D’après les données communiquées par l’INSEE, 12,4 millions de logements ont été ajoutés au parc immobilier français depuis 1982. Les chiffres témoignent de l’augmentation du nombre de constructions réalisées. Elles se multiplieraient même plus vite que la population. Les logements vacants et occasionnels connaissent également une croissance supérieure à l’ensemble du parc.

L'Institut national de la statistique et des études économiques (INSEE) vient de dévoiler les chiffres concernant l'évolution du parc immobilier en France. Plusieurs faits peuvent être relevés des données communiquées, qui font état de la situation au 1er janvier 2020.

Elles dénotent la hausse du nombre de logements construits en France depuis 1982. L'INSEE recense 14,2 millions d'habitations supplémentaires, avec une croissance qui va plus vite que celle de la population.

L'étude démontre aussi une augmentation des logements vacants. À titre de rappel, ce type de bien doit être couvert par une assurance propriétaire non-occupant. Une fois qu'il est mis en location, il convient de souscrire à une assurance locataire.


Plus de logements collectifs que d'habitats individuels

Le nombre de logements vacants a augmenté plus vite que l'ensemble du parc depuis 2006. Et ce, même s'il est au ralenti à Paris. 60 % d'entre eux se trouvent dans des localités ayant moins de 100 000 habitants ou en dehors des unités urbaines.

Entre 1982 et 2020, leur proportion et celle des résidences secondaires ont connu une augmentation supérieure à la moyenne du parc. Chaque catégorie enregistre une hausse de 1,3 % et de 1,2 % par an.

En parallèle, le nombre de ménages qui louent leur logement principal a quelque peu diminué par rapport à 1982. Se situant autour de 40 %, il reste néanmoins stable depuis 1990.

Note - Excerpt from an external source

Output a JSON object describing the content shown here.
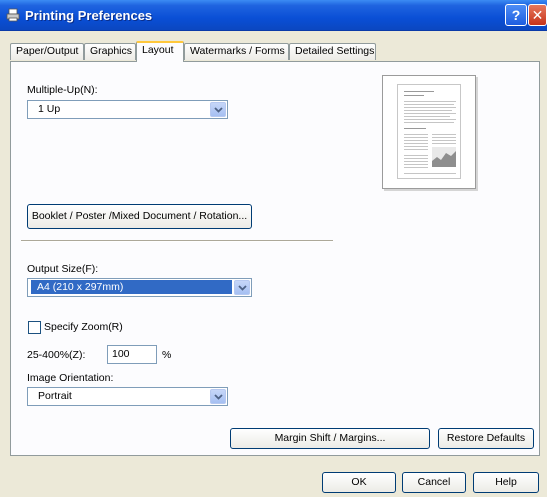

Selon l'INSEE, 58 % des Français sont propriétaires de leur logement principal. Ce chiffre dénote une certaine stabilité depuis 2012, mais une croissance en continu depuis 1982. En effet, à cette période, ils représentaient 50 % des ménages. Cette évolution serait liée au vieillissement de la population. Il faut également y ajouter 2 % des ménages qui bénéficient d'un logement gratuit. Leur nombre diminue de façon continue depuis 1982.

Globalement, les résidences principales se développent plus lentement par rapport à l'ensemble du parc. Par ailleurs, l'étude souligne une forte concentration des habitations en zones urbaines, excepté à Paris. À cela s'ajoute une multiplication plus rapide des logements collectifs par rapport aux logements individuels.


82 logements sur 100 sont occupés à titre de résidence principale

En tout, l'INSEE recense 37 millions de logements en France (hors Mayotte) en 2020. Ils se départagent comme suit :

  •  30,23 millions constituent des résidences principales ;
  •  3,65 millions servent de résidences secondaires et occasionnelles ;
  •  3,12 millions sont inoccupés.

Ainsi, sur 100 logements :

  •  82 représentent une résidence principale ;
  •  10 sont utilisés à titre de résidences secondaires ou occasionnelles ;
  •  8 sont vacants.

Les bailleurs privés gèrent 23 % des résidences principales, alors que 17 % appartiennent à des bailleurs publics. La part de propriétés détenues par ces derniers reste toutefois stable en comparaison à la situation dans les années 1990. Et ce, après une croissance fulgurante pendant les années précédentes.

D'une manière générale, le nombre de logements a augmenté de 54 % dans l'Hexagone. Soit une croissance de 1 % par an depuis 1982. La population, quant à elle, n'a progressé que de 19 % entre 1982 et 2020.

La hausse est plus marquée dans les départements d'outre-mer, avec + 2,5 % par an en moyenne. En France métropolitaine, une croissance plus modérée a été constatée, de l'ordre de 1,1 % par an.